El resucitado nos invita a hacer la experiencia de la Pascua, un año más. Nos invita a acompañarlo en su entrada triunfante como Rey en Jerusalén, nos invita a compartir su mesa en la que nos ofrece su cuerpo y sangre, como anticipo de su entrega en la Cruz. Nos invita a compartir su desprecio del mundo que espera otro tipo de salvador y la angustia en el huerto al aceptar plenamente lo que le viene encima. Nos invita a contemplarlo injustamente acusado, burlado, escarnecido… y condenado hasta darnos ejemplo de perdón y entrega en la Cruz. Nos invita a esperar su manifestación gloriosa resucitado, trayendo los signos de la pasión en su cuerpo.

Para eso ha venido al mundo, así nos lo recuerda el evangelio de hoy: por esto he venido, para esta hora. La hora de Jesús es la hora de la entrega por amor. El Padre le ha pedido que entregue su vida. Va a refrendar con su propia entrega sus propias palabras: si el grano de trigo no cae en tierra y muere, queda infecundo; pero si muere, da mucho fruto.

Nos muestra el camino, que fue el suyo: El que se ama a sí mismo, se pierde, y el que se aborrece a sí mismo en este mundo, se guardará para la vida eterna.

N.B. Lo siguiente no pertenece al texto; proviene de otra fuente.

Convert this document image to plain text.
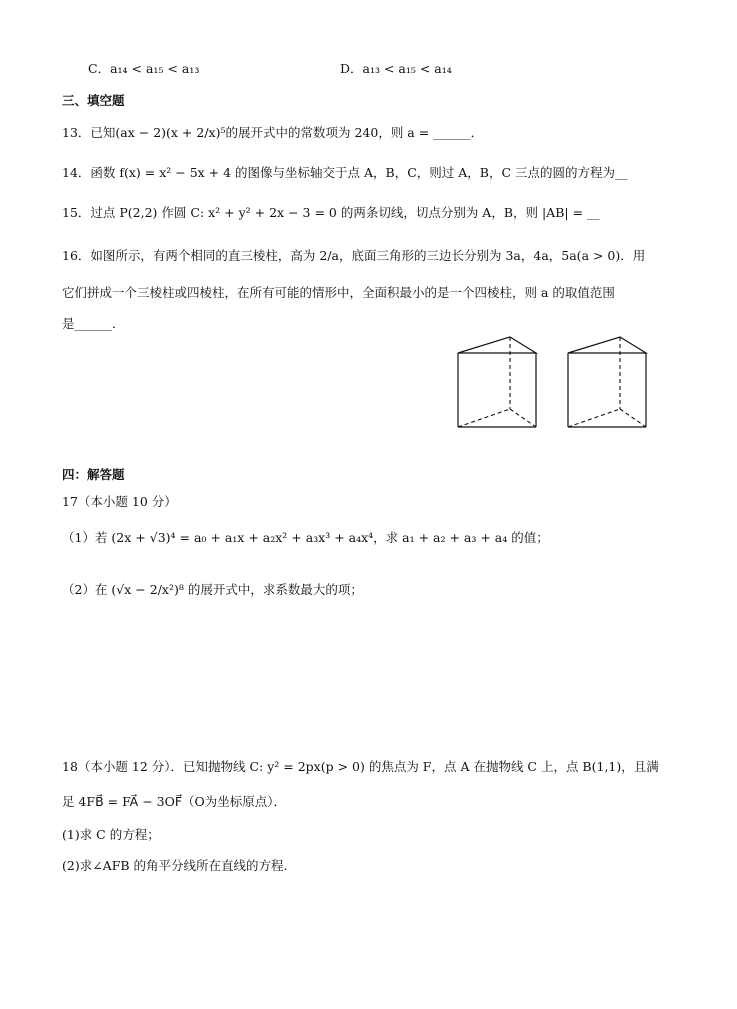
C．a₁₄ < a₁₅ < a₁₃	D．a₁₃ < a₁₅ < a₁₄
三、填空题
13．已知(ax − 2)(x + 2/x)⁵的展开式中的常数项为 240，则 a = ______．
14．函数 f(x) = x² − 5x + 4 的图像与坐标轴交于点 A，B，C，则过 A，B，C 三点的圆的方程为__
15．过点 P(2,2) 作圆 C: x² + y² + 2x − 3 = 0 的两条切线，切点分别为 A，B，则 |AB| = __
16．如图所示，有两个相同的直三棱柱，高为 2/a，底面三角形的三边长分别为 3a，4a，5a(a > 0)．用
它们拼成一个三棱柱或四棱柱，在所有可能的情形中，全面积最小的是一个四棱柱，则 a 的取值范围
是______．
四：解答题
17（本小题 10 分）
（1）若 (2x + √3)⁴ = a₀ + a₁x + a₂x² + a₃x³ + a₄x⁴，求 a₁ + a₂ + a₃ + a₄ 的值；
（2）在 (√x − 2/x²)⁸ 的展开式中，求系数最大的项；
18（本小题 12 分）．已知抛物线 C: y² = 2px(p > 0) 的焦点为 F，点 A 在抛物线 C 上，点 B(1,1)，且满
足 4FB⃗ = FA⃗ − 3OF⃗（O为坐标原点）．
(1)求 C 的方程；
(2)求∠AFB 的角平分线所在直线的方程.
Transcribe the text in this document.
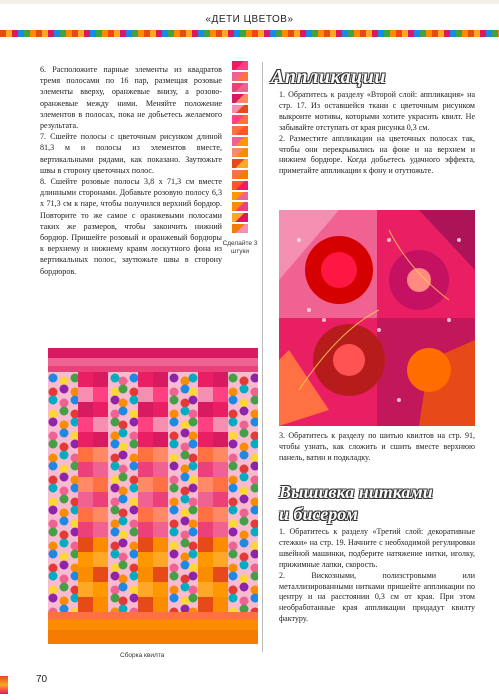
«ДЕТИ ЦВЕТОВ»

6. Расположите парные элементы из квадратов тремя полосами по 16 пар, размещая розовые элементы вверху, оранжевые внизу, а розово-оранжевые между ними. Меняйте положение элементов в полосах, пока не добьетесь желаемого результата.

7. Сшейте полосы с цветочным рисунком длиной 81,3 м и полосы из элементов вместе, вертикальными рядами, как показано. Заутюжьте швы в сторону цветочных полос.

8. Сшейте розовые полосы 3,8 х 71,3 см вместе длинными сторонами. Добавьте розовую полосу 6,3 х 71,3 см к паре, чтобы получился верхний бордюр. Повторите то же самое с оранжевыми полосами таких же размеров, чтобы закончить нижний бордюр. Пришейте розовый и оранжевый бордюры к верхнему и нижнему краям лоскутного фона из вертикальных полос, заутюжьте швы в сторону бордюров.

Сделайте 3 штуки
Аппликации

1. Обратитесь к разделу «Второй слой: аппликация» на стр. 17. Из оставшейся ткани с цветочным рисунком выкроите мотивы, которыми хотите украсить квилт. Не забывайте отступать от края рисунка 0,3 см.

2. Разместите аппликации на цветочных полосах так, чтобы они перекрывались на фоне и на верхнем и нижнем бордюре. Когда добьетесь удачного эффекта, приметайте аппликации к фону и отутюжьте.

3. Обратитесь к разделу по шитью квилтов на стр. 91, чтобы узнать, как сложить и сшить вместе верхнюю панель, ватин и подкладку.

Вышивка нитками
и бисером

1. Обратитесь к разделу «Третий слой: декоративные стежки» на стр. 19. Начните с необходимой регулировки швейной машинки, подберите натяжение нитки, иголку, прижимные лапки, скорость.

2. Вискозными, полиэстровыми или металлизированными нитками пришейте аппликации по центру и на расстоянии 0,3 см от края. При этом необработанные края аппликации придадут квилту фактуру.

Сборка квилта
70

Y podemos estar seguros, que como vive resucitado no nos puede abandonar ni en esta vida ni en la otra. Sólo nos pide confiar en él y en este camino misterioso de la cruz que lleva a la vida plena y a la vida eterna. Por eso nos recuerda, que para los que confían en él la cruz, lejos de alejarlos y espantarlos,  les mostrará el triunfo de la vida sobre la muerte, de la obediencia al Padre, sobre el mal: Y cuando yo sea elevado sobre la tierra, atraeré a todos hacia mí.

 

Feliz Domingo de Pasión.

José Andrés.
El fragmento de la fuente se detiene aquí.